4. Cleanliness: valid JSON, no extra commentary?
End with either:
- PASS: no significant issues, or
- REVISE: <one-sentence summary of what to fix>
# Step 3: Revise (only if REVISE)
Given the original task, your previous output, and the critique above,
produce a revised JSON output addressing every issue named. JSON only.
The structure is repeatable. The task and schema change; the criteria-with-quoted-evidence-and-verdict shape does not. A production pipeline wraps this in a harness that runs the critique once, checks for PASS, and either returns the original or runs the revise step.
Common Anti-Patterns
- Vague critique prompts. "Review this and suggest improvements" produces vague output. Fix: list named criteria with quoted-evidence requirements.

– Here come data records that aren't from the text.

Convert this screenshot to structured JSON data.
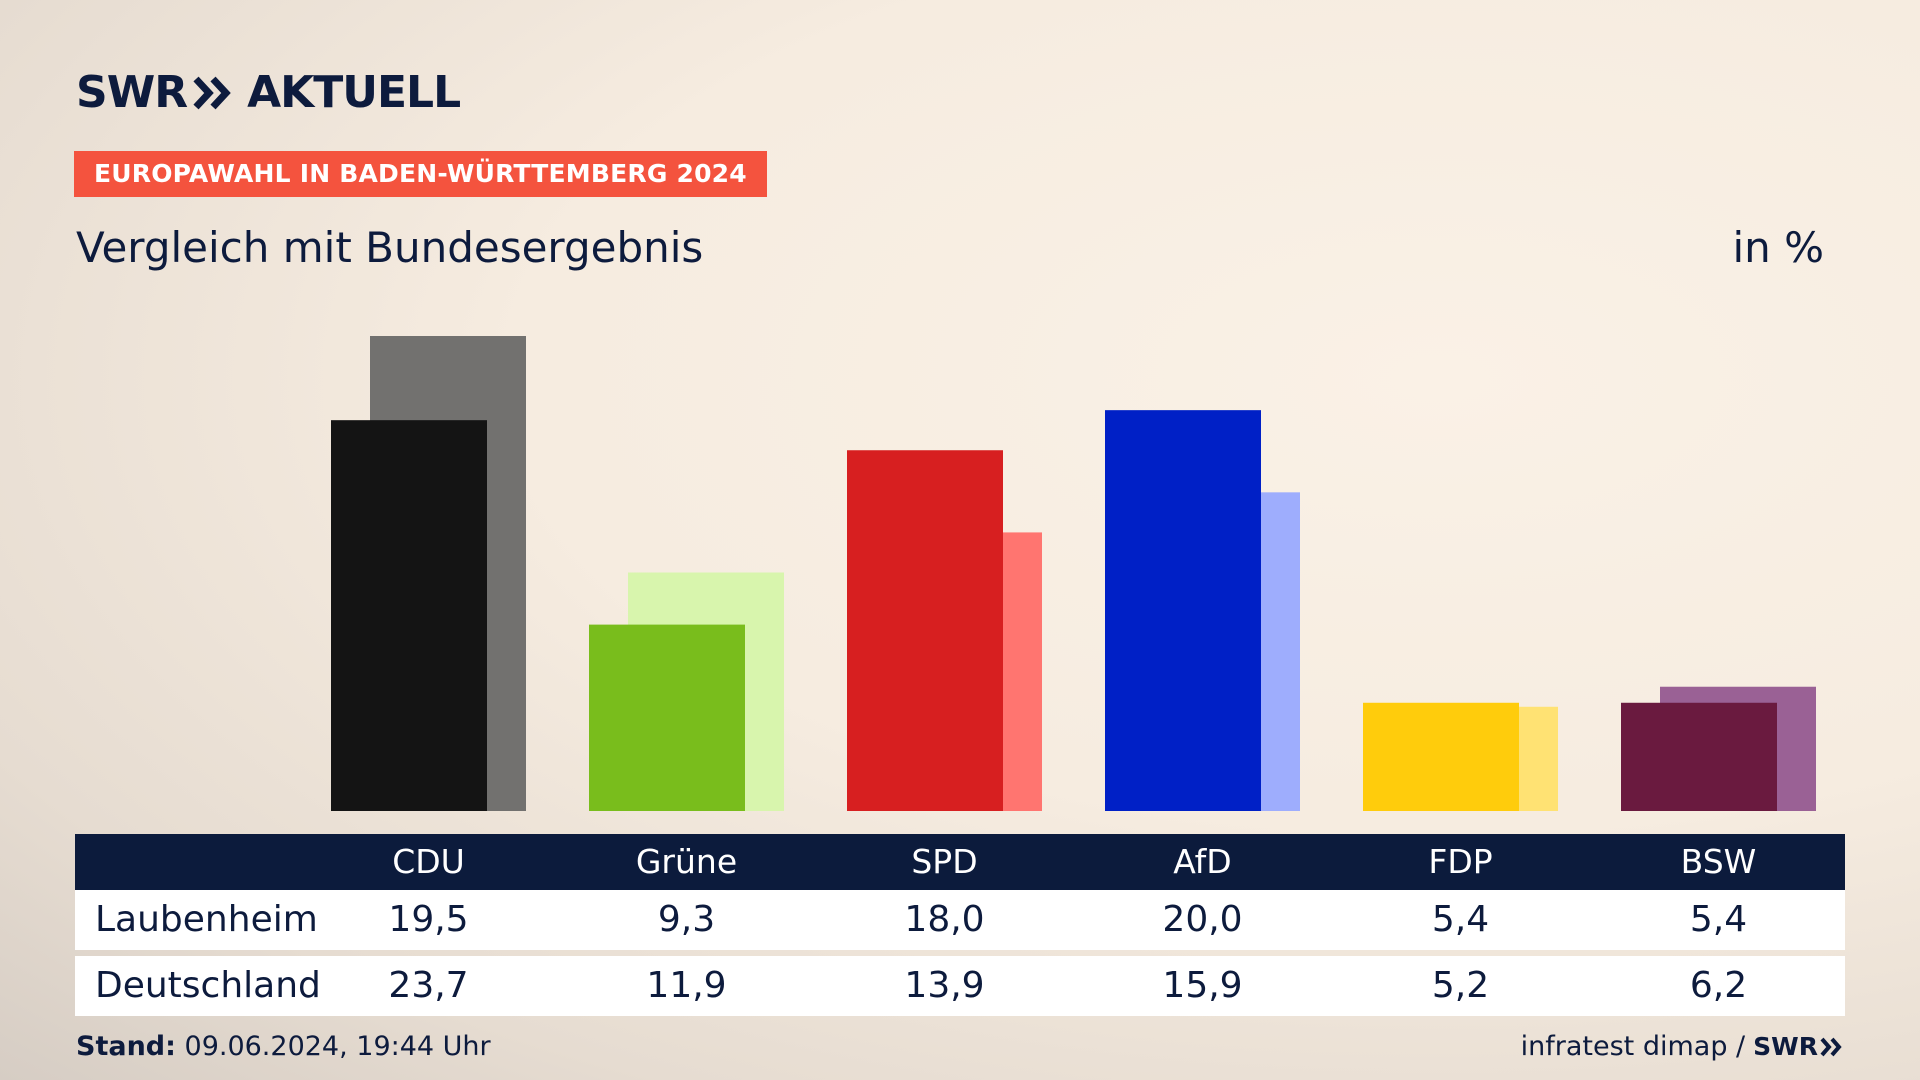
{
  "header": {
    "logo_text_left": "SWR",
    "logo_text_right": "AKTUELL",
    "badge": "EUROPAWAHL IN BADEN-WÜRTTEMBERG 2024",
    "subtitle": "Vergleich mit Bundesergebnis",
    "unit": "in %"
  },
  "table": {
    "rows": [
      {
        "label": "Laubenheim",
        "values": [
          "19,5",
          "9,3",
          "18,0",
          "20,0",
          "5,4",
          "5,4"
        ]
      },
      {
        "label": "Deutschland",
        "values": [
          "23,7",
          "11,9",
          "13,9",
          "15,9",
          "5,2",
          "6,2"
        ]
      }
    ]
  },
  "footer": {
    "stand_label": "Stand:",
    "stand_value": "09.06.2024, 19:44 Uhr",
    "source": "infratest dimap /",
    "source_logo": "SWR"
  },
  "chart_data": {
    "type": "bar",
    "categories": [
      "CDU",
      "Grüne",
      "SPD",
      "AfD",
      "FDP",
      "BSW"
    ],
    "series": [
      {
        "name": "Laubenheim",
        "values": [
          19.5,
          9.3,
          18.0,
          20.0,
          5.4,
          5.4
        ],
        "colors": [
          "#141414",
          "#79bd1c",
          "#d71f20",
          "#0020c6",
          "#ffcc0c",
          "#6a1a3f"
        ]
      },
      {
        "name": "Deutschland",
        "values": [
          23.7,
          11.9,
          13.9,
          15.9,
          5.2,
          6.2
        ],
        "colors": [
          "#72716f",
          "#d8f5ad",
          "#ff7570",
          "#9eadfd",
          "#ffe273",
          "#9a6195"
        ]
      }
    ],
    "ylim": [
      0,
      23.7
    ],
    "grid": false,
    "legend": "table-below"
  }
}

- Self-refine on subjective quality. Creative prose, jokes, brainstorming — critique collapses these toward generic output. Fix: skip it; use other techniques like prompting reasoning models for divergent thinking.
- No termination condition. Loops run to a turn limit, producing three near-identical revisions. Fix: k=1 by default; add a PASS verdict to short-circuit.

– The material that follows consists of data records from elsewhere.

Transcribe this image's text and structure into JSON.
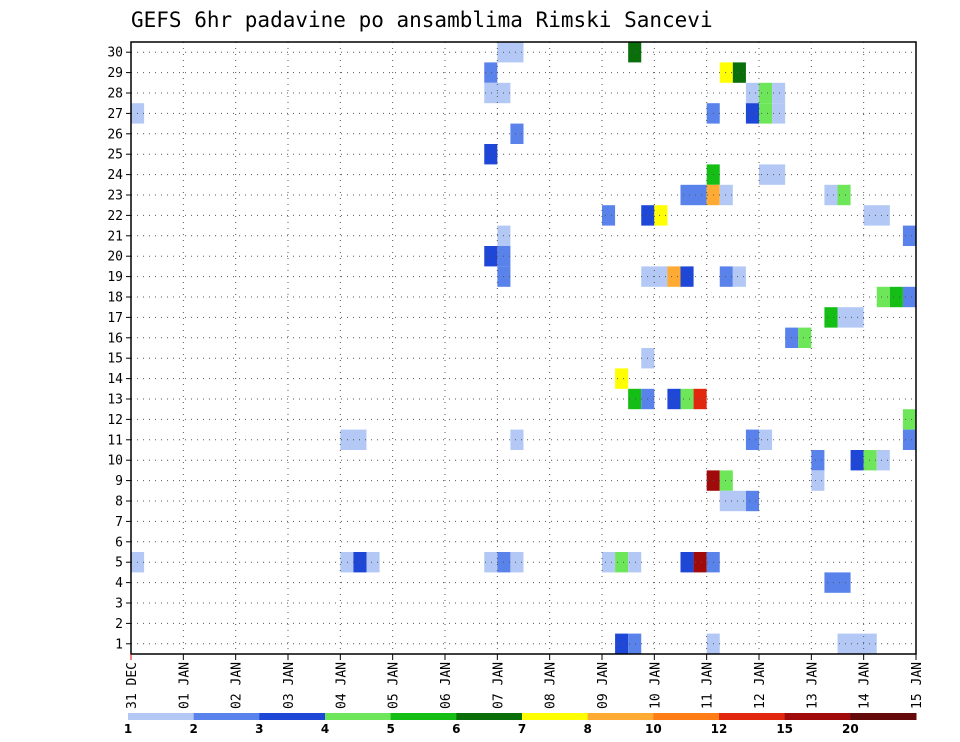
{
  "chart_data": {
    "type": "heatmap",
    "title": "GEFS 6hr padavine po ansamblima Rimski Sancevi",
    "xlabel": "",
    "ylabel": "",
    "x_ticks": [
      "31 DEC",
      "01 JAN",
      "02 JAN",
      "03 JAN",
      "04 JAN",
      "05 JAN",
      "06 JAN",
      "07 JAN",
      "08 JAN",
      "09 JAN",
      "10 JAN",
      "11 JAN",
      "12 JAN",
      "13 JAN",
      "14 JAN",
      "15 JAN"
    ],
    "y_ticks": [
      "1",
      "2",
      "3",
      "4",
      "5",
      "6",
      "7",
      "8",
      "9",
      "10",
      "11",
      "12",
      "13",
      "14",
      "15",
      "16",
      "17",
      "18",
      "19",
      "20",
      "21",
      "22",
      "23",
      "24",
      "25",
      "26",
      "27",
      "28",
      "29",
      "30"
    ],
    "xlim": [
      0,
      15
    ],
    "ylim": [
      0.5,
      30.5
    ],
    "grid": true,
    "colorbar": {
      "labels": [
        "1",
        "2",
        "3",
        "4",
        "5",
        "6",
        "7",
        "8",
        "10",
        "12",
        "15",
        "20"
      ],
      "colors": [
        "#b4c8f5",
        "#5a82eb",
        "#1e46d7",
        "#6ee65a",
        "#14be14",
        "#0a6e0a",
        "#ffff00",
        "#ffaa32",
        "#ff7d14",
        "#e1280f",
        "#a00a0a",
        "#640a0a"
      ]
    },
    "cells": [
      {
        "member": 30,
        "x": 7.0,
        "w": 0.5,
        "bin": 0
      },
      {
        "member": 30,
        "x": 9.5,
        "w": 0.25,
        "bin": 5
      },
      {
        "member": 29,
        "x": 6.75,
        "w": 0.25,
        "bin": 1
      },
      {
        "member": 29,
        "x": 11.25,
        "w": 0.25,
        "bin": 6
      },
      {
        "member": 29,
        "x": 11.5,
        "w": 0.25,
        "bin": 5
      },
      {
        "member": 28,
        "x": 6.75,
        "w": 0.5,
        "bin": 0
      },
      {
        "member": 28,
        "x": 11.75,
        "w": 0.25,
        "bin": 0
      },
      {
        "member": 28,
        "x": 12.0,
        "w": 0.25,
        "bin": 3
      },
      {
        "member": 28,
        "x": 12.25,
        "w": 0.25,
        "bin": 0
      },
      {
        "member": 27,
        "x": 0.0,
        "w": 0.25,
        "bin": 0
      },
      {
        "member": 27,
        "x": 11.0,
        "w": 0.25,
        "bin": 1
      },
      {
        "member": 27,
        "x": 11.75,
        "w": 0.25,
        "bin": 2
      },
      {
        "member": 27,
        "x": 12.0,
        "w": 0.25,
        "bin": 3
      },
      {
        "member": 27,
        "x": 12.25,
        "w": 0.25,
        "bin": 0
      },
      {
        "member": 26,
        "x": 7.25,
        "w": 0.25,
        "bin": 1
      },
      {
        "member": 25,
        "x": 6.75,
        "w": 0.25,
        "bin": 2
      },
      {
        "member": 24,
        "x": 11.0,
        "w": 0.25,
        "bin": 4
      },
      {
        "member": 24,
        "x": 12.0,
        "w": 0.5,
        "bin": 0
      },
      {
        "member": 23,
        "x": 10.5,
        "w": 0.5,
        "bin": 1
      },
      {
        "member": 23,
        "x": 11.0,
        "w": 0.25,
        "bin": 7
      },
      {
        "member": 23,
        "x": 11.25,
        "w": 0.25,
        "bin": 0
      },
      {
        "member": 23,
        "x": 13.25,
        "w": 0.25,
        "bin": 0
      },
      {
        "member": 23,
        "x": 13.5,
        "w": 0.25,
        "bin": 3
      },
      {
        "member": 22,
        "x": 9.0,
        "w": 0.25,
        "bin": 1
      },
      {
        "member": 22,
        "x": 9.75,
        "w": 0.25,
        "bin": 2
      },
      {
        "member": 22,
        "x": 10.0,
        "w": 0.25,
        "bin": 6
      },
      {
        "member": 22,
        "x": 14.0,
        "w": 0.5,
        "bin": 0
      },
      {
        "member": 21,
        "x": 7.0,
        "w": 0.25,
        "bin": 0
      },
      {
        "member": 21,
        "x": 14.75,
        "w": 0.25,
        "bin": 1
      },
      {
        "member": 20,
        "x": 6.75,
        "w": 0.25,
        "bin": 2
      },
      {
        "member": 20,
        "x": 7.0,
        "w": 0.25,
        "bin": 1
      },
      {
        "member": 19,
        "x": 7.0,
        "w": 0.25,
        "bin": 1
      },
      {
        "member": 19,
        "x": 9.75,
        "w": 0.5,
        "bin": 0
      },
      {
        "member": 19,
        "x": 10.25,
        "w": 0.25,
        "bin": 7
      },
      {
        "member": 19,
        "x": 10.5,
        "w": 0.25,
        "bin": 2
      },
      {
        "member": 19,
        "x": 11.25,
        "w": 0.25,
        "bin": 1
      },
      {
        "member": 19,
        "x": 11.5,
        "w": 0.25,
        "bin": 0
      },
      {
        "member": 18,
        "x": 14.25,
        "w": 0.25,
        "bin": 3
      },
      {
        "member": 18,
        "x": 14.5,
        "w": 0.25,
        "bin": 4
      },
      {
        "member": 18,
        "x": 14.75,
        "w": 0.25,
        "bin": 1
      },
      {
        "member": 17,
        "x": 13.25,
        "w": 0.25,
        "bin": 4
      },
      {
        "member": 17,
        "x": 13.5,
        "w": 0.5,
        "bin": 0
      },
      {
        "member": 16,
        "x": 12.5,
        "w": 0.25,
        "bin": 1
      },
      {
        "member": 16,
        "x": 12.75,
        "w": 0.25,
        "bin": 3
      },
      {
        "member": 15,
        "x": 9.75,
        "w": 0.25,
        "bin": 0
      },
      {
        "member": 14,
        "x": 9.25,
        "w": 0.25,
        "bin": 6
      },
      {
        "member": 13,
        "x": 9.5,
        "w": 0.25,
        "bin": 4
      },
      {
        "member": 13,
        "x": 9.75,
        "w": 0.25,
        "bin": 1
      },
      {
        "member": 13,
        "x": 10.25,
        "w": 0.25,
        "bin": 2
      },
      {
        "member": 13,
        "x": 10.5,
        "w": 0.25,
        "bin": 3
      },
      {
        "member": 13,
        "x": 10.75,
        "w": 0.25,
        "bin": 9
      },
      {
        "member": 12,
        "x": 14.75,
        "w": 0.25,
        "bin": 3
      },
      {
        "member": 11,
        "x": 4.0,
        "w": 0.5,
        "bin": 0
      },
      {
        "member": 11,
        "x": 7.25,
        "w": 0.25,
        "bin": 0
      },
      {
        "member": 11,
        "x": 11.75,
        "w": 0.25,
        "bin": 1
      },
      {
        "member": 11,
        "x": 12.0,
        "w": 0.25,
        "bin": 0
      },
      {
        "member": 11,
        "x": 14.75,
        "w": 0.25,
        "bin": 1
      },
      {
        "member": 10,
        "x": 13.0,
        "w": 0.25,
        "bin": 1
      },
      {
        "member": 10,
        "x": 13.75,
        "w": 0.25,
        "bin": 2
      },
      {
        "member": 10,
        "x": 14.0,
        "w": 0.25,
        "bin": 3
      },
      {
        "member": 10,
        "x": 14.25,
        "w": 0.25,
        "bin": 0
      },
      {
        "member": 9,
        "x": 11.0,
        "w": 0.25,
        "bin": 10
      },
      {
        "member": 9,
        "x": 11.25,
        "w": 0.25,
        "bin": 3
      },
      {
        "member": 9,
        "x": 13.0,
        "w": 0.25,
        "bin": 0
      },
      {
        "member": 8,
        "x": 11.25,
        "w": 0.5,
        "bin": 0
      },
      {
        "member": 8,
        "x": 11.75,
        "w": 0.25,
        "bin": 1
      },
      {
        "member": 5,
        "x": 0.0,
        "w": 0.25,
        "bin": 0
      },
      {
        "member": 5,
        "x": 4.0,
        "w": 0.25,
        "bin": 0
      },
      {
        "member": 5,
        "x": 4.25,
        "w": 0.25,
        "bin": 2
      },
      {
        "member": 5,
        "x": 4.5,
        "w": 0.25,
        "bin": 0
      },
      {
        "member": 5,
        "x": 6.75,
        "w": 0.25,
        "bin": 0
      },
      {
        "member": 5,
        "x": 7.0,
        "w": 0.25,
        "bin": 1
      },
      {
        "member": 5,
        "x": 7.25,
        "w": 0.25,
        "bin": 0
      },
      {
        "member": 5,
        "x": 9.0,
        "w": 0.25,
        "bin": 0
      },
      {
        "member": 5,
        "x": 9.25,
        "w": 0.25,
        "bin": 3
      },
      {
        "member": 5,
        "x": 9.5,
        "w": 0.25,
        "bin": 0
      },
      {
        "member": 5,
        "x": 10.5,
        "w": 0.25,
        "bin": 2
      },
      {
        "member": 5,
        "x": 10.75,
        "w": 0.25,
        "bin": 10
      },
      {
        "member": 5,
        "x": 11.0,
        "w": 0.25,
        "bin": 1
      },
      {
        "member": 4,
        "x": 13.25,
        "w": 0.5,
        "bin": 1
      },
      {
        "member": 1,
        "x": 9.25,
        "w": 0.25,
        "bin": 2
      },
      {
        "member": 1,
        "x": 9.5,
        "w": 0.25,
        "bin": 1
      },
      {
        "member": 1,
        "x": 11.0,
        "w": 0.25,
        "bin": 0
      },
      {
        "member": 1,
        "x": 13.5,
        "w": 0.75,
        "bin": 0
      }
    ]
  }
}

- Critiquing knowledge-gap output. Factual questions the model doesn't know produce polished wrong answers. Fix: use retrieval or tools, not self-refine.
- Hiding the original during revision. Without access to the original and the critique, the model can't target fixes. Fix: include both in the revise prompt.
- Too many iterations. k=5 rarely beats k=1 or k=2 and often drifts. Fix: cap at 2; verify the second pass actually helps.
FAQ
Does self-refine always improve output?
No. On tasks with objectively checkable criteria — code, schema conformance, instruction adherence — it usually does. On tasks where evaluation is as hard as generation — novel knowledge, subjective quality, creative work — it often doesn't, and can make things worse. Test on your specific task.
How is self-refine different from just writing a better prompt?
A better prompt pushes the first-pass output closer to the target. Self-refine gives the model a second pass to catch what the first missed. They compose — a clearer spec is almost always worth doing first, and self-refine picks up the residual errors a good prompt still leaves behind.
Does the critique have to come from the same model instance?
Not strictly. The "self" usually means same model in the same session. Using a different model for critique — sometimes called a "critic" or "judge" model — avoids the blind-spot problem where a model misses issues its own training would make it prone to. For high-stakes outputs, consider a different model for the critique stage.
When should I prefer reflexion over self-refine?
When you have an external signal that actually tells the model whether it succeeded — a test suite, a ground-truth check, a tool error — reflexion is stronger because the signal anchors the critique in reality rather than the model's judgment. Self-refine is the right choice when the task is self-contained.
Wrap-Up
Self-refine is cheap and general, worth trying on any task with checkable output. Cost: one or two extra model calls. Win: measurable on code correctness, schema conformance, instruction adherence. Risk: on subjective or knowledge-bound tasks, it polishes errors into confident-sounding errors. The critique prompt carries the weight — name criteria, require quoted evidence, demand an explicit verdict, cap iterations at one or two. For the bigger picture see the complete guide to prompting AI coding agents; for adjacent patterns see reflexion prompting when external signals exist and ReAct prompting when you need tool calls.